22. The world below is as empty, as the hollow sky above us; both of those are empty nothings, except that our minds make something or other of them, agreeably to its desire or fancy.
23. All things are unsubstantial and unsubstantiated by the unsubstantial mind; thus the world being but a creation of our fancy a desideratum, there is nothing substantial for you to think about.
24. Our reliance on unrealities proving to be unreal, leaves no room for our thinking about them; the suppression of their thoughts produces that perfection, insouciance, than which there is nothing more desirable on earth. Forget therefore all that is unreal.

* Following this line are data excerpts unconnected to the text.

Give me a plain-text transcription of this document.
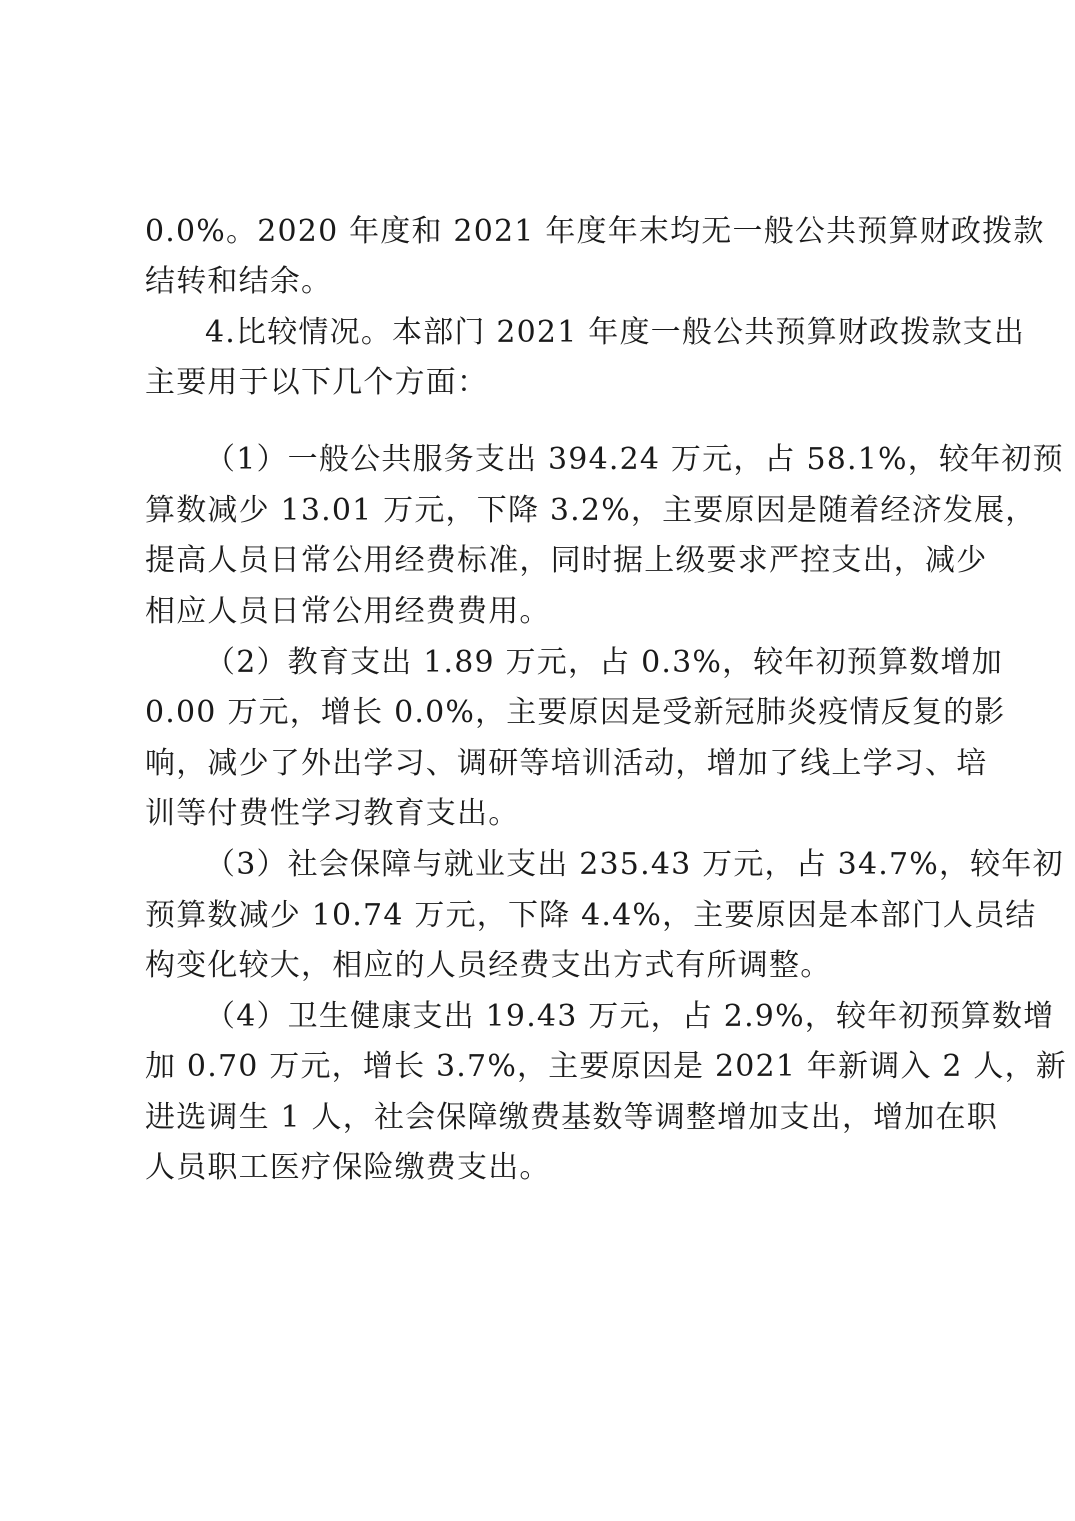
0.0%。2020 年度和 2021 年度年末均无一般公共预算财政拨款
结转和结余。
4.比较情况。本部门 2021 年度一般公共预算财政拨款支出
主要用于以下几个方面：
（1）一般公共服务支出 394.24 万元，占 58.1%，较年初预
算数减少 13.01 万元，下降 3.2%，主要原因是随着经济发展，
提高人员日常公用经费标准，同时据上级要求严控支出，减少
相应人员日常公用经费费用。
（2）教育支出 1.89 万元，占 0.3%，较年初预算数增加
0.00 万元，增长 0.0%，主要原因是受新冠肺炎疫情反复的影
响，减少了外出学习、调研等培训活动，增加了线上学习、培
训等付费性学习教育支出。
（3）社会保障与就业支出 235.43 万元，占 34.7%，较年初
预算数减少 10.74 万元，下降 4.4%，主要原因是本部门人员结
构变化较大，相应的人员经费支出方式有所调整。
（4）卫生健康支出 19.43 万元，占 2.9%，较年初预算数增
加 0.70 万元，增长 3.7%，主要原因是 2021 年新调入 2 人，新
进选调生 1 人，社会保障缴费基数等调整增加支出，增加在职
人员职工医疗保险缴费支出。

25. The nice discernment of things, will preserve you from the excess of joy and grief, and the knowledge of the Vanity of things, will keep out your affection for or reliance on any person or thing.
26. The removal of reliance upon the world, removes our attachment to it; and consequently prevents our joy or sorrow at the gain or loss of any thing.
27. The mind which becomes the living principle, stretches out his city of the world by an act of its imagination; and then turns it about as the present, past, and future worlds, (i.e. the mind produces, destroys and reproduces the world, as it builds and breaks and rebuilds its aerial castles).
28. The mind being subject to the sensational, emotional and volitive feelings; loses the purity of its intellectual nature, and plays many parts by its sensuousness.
29. The living soul also forgets the nature of the universal soul from which it is derived, and is transformed to a puny animalcule in the heart of man, where it plays its pranks like an ape in the woods.
30. Its desires are as irrepressible, as the waves of the ocean, and they rise and fall by turns like the waves, in expectation of having every object of the senses.
31. Our desire like fire, is kindled by every straw; and it burns and blows out in its invisible form within the mind.